As more lithium battery incidents occurred, and more data developed, a few things became clear as to WHY lithium battery fires are such a concern. Unlike a typical fire, lithium battery fires are a form of chemical fire—this means the normal modes of putting out the fire are ineffective. Lithium batteries do not respond well to typical (or even chemical) fire extinguishers or water, and they don’t need oxygen to burn so suppression systems are not as effective. Specialized chemicals are required to put out a lithium fire, and if those chemicals aren’t available, the only effective way to put out the fire is to let it burn.

In addition, lithium battery fires burn HOT. Your average house fire burns at 593ºC (or 1100ºF). To put it into perspective, the highest recorded lithium battery fire burned at 750ºC (or 1382ºF). That’s a big difference! What’s even more important to note though is that aluminum (which is a big part of airplane construction) melts at 660ºC (or 1221ºF). See the problem?

We have included a link that will take you to a video which shows how a pallet of lithium batteries (like a pallet of cell phones) in a plane’s cargo hold would react should there be a fire. This particular video shows a pallet of 5,000 Li-Ion batteries.

Why are lithium batteries so dangerous?

Lithium batteries are small, lightweight, powerful, and long-lasting. Although they are very safe overall, accidents and incidents do happen, and when they do, they may be extremely dangerous, resulting in an explosion or fire.

This is what the inside of a lithium battery looks like:

Lithium Battery Diagram

Lithium batteries are made to deliver big results, but weigh virtually next to nothing. In order to achieve this, you need lightweight components, including thin partitions between the cells and a thin outer covering. Unfortunately, this means the partitions and coating are pretty fragile, making it so they can be easily punctured, crushed, damaged, or worn out. If the battery becomes damaged, a short circuit occurs, potentially creating a spark and igniting the lithium (which, as we mentioned before, if really flammable).

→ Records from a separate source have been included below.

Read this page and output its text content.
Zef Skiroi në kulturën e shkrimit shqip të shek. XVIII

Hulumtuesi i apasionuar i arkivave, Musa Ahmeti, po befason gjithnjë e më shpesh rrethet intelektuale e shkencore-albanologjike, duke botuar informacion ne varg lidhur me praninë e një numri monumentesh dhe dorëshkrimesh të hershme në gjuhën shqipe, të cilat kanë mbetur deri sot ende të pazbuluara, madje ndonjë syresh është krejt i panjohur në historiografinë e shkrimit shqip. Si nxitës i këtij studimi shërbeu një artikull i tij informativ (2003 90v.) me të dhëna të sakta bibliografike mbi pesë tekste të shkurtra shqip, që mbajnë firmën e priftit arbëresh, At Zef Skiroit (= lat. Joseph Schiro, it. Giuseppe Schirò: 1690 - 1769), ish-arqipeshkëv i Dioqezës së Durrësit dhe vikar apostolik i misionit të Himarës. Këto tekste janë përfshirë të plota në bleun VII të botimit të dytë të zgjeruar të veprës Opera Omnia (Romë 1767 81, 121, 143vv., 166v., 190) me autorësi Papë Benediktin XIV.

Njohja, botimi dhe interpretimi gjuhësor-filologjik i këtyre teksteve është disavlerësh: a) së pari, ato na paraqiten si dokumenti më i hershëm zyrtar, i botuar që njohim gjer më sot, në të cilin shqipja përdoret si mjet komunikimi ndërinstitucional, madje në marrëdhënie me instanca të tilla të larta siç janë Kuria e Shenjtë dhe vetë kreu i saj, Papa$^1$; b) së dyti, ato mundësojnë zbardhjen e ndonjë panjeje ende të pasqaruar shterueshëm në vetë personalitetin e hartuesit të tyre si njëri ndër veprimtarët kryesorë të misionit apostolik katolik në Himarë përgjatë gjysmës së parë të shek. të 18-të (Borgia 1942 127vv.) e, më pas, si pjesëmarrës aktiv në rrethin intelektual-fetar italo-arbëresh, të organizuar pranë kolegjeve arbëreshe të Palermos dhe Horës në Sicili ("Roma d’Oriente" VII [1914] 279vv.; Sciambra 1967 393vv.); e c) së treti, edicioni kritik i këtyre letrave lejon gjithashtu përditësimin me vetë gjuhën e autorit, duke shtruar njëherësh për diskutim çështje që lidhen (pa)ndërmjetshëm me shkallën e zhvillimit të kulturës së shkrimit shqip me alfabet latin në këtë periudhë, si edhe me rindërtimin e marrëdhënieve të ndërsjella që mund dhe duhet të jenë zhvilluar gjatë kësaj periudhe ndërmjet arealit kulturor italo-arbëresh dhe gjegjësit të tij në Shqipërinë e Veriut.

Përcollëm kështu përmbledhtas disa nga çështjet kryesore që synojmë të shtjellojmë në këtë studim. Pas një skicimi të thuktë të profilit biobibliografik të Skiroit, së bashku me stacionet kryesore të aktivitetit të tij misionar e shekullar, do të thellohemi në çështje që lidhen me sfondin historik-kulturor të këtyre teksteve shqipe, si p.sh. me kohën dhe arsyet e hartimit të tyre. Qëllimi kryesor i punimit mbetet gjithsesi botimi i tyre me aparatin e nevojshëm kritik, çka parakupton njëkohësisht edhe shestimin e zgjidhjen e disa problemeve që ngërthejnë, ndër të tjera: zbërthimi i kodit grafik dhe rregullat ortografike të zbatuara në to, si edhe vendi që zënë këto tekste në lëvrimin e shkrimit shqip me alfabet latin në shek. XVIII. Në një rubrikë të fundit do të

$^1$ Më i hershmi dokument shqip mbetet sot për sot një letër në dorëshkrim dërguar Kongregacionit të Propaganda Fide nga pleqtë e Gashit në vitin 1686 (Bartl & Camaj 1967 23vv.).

Another possibility is the battery can heat to the point of thermal runaway, which means there is an excess of heat where the temperature continues to rise. The increased heat of the contents then puts pressure on the battery, producing an explosion.

There are some ways to minimize the risk of a fire or explosion:

  • Avoid storing batteries in hot places (i.e., in a hot car, under your pillow, in your pocket);
  • Don’t store batteries all together, as each of them gives off heat; and
  • Don’t overcharge batteries (NOTE: Using any charger besides the one intended for the battery increases the risk of damage).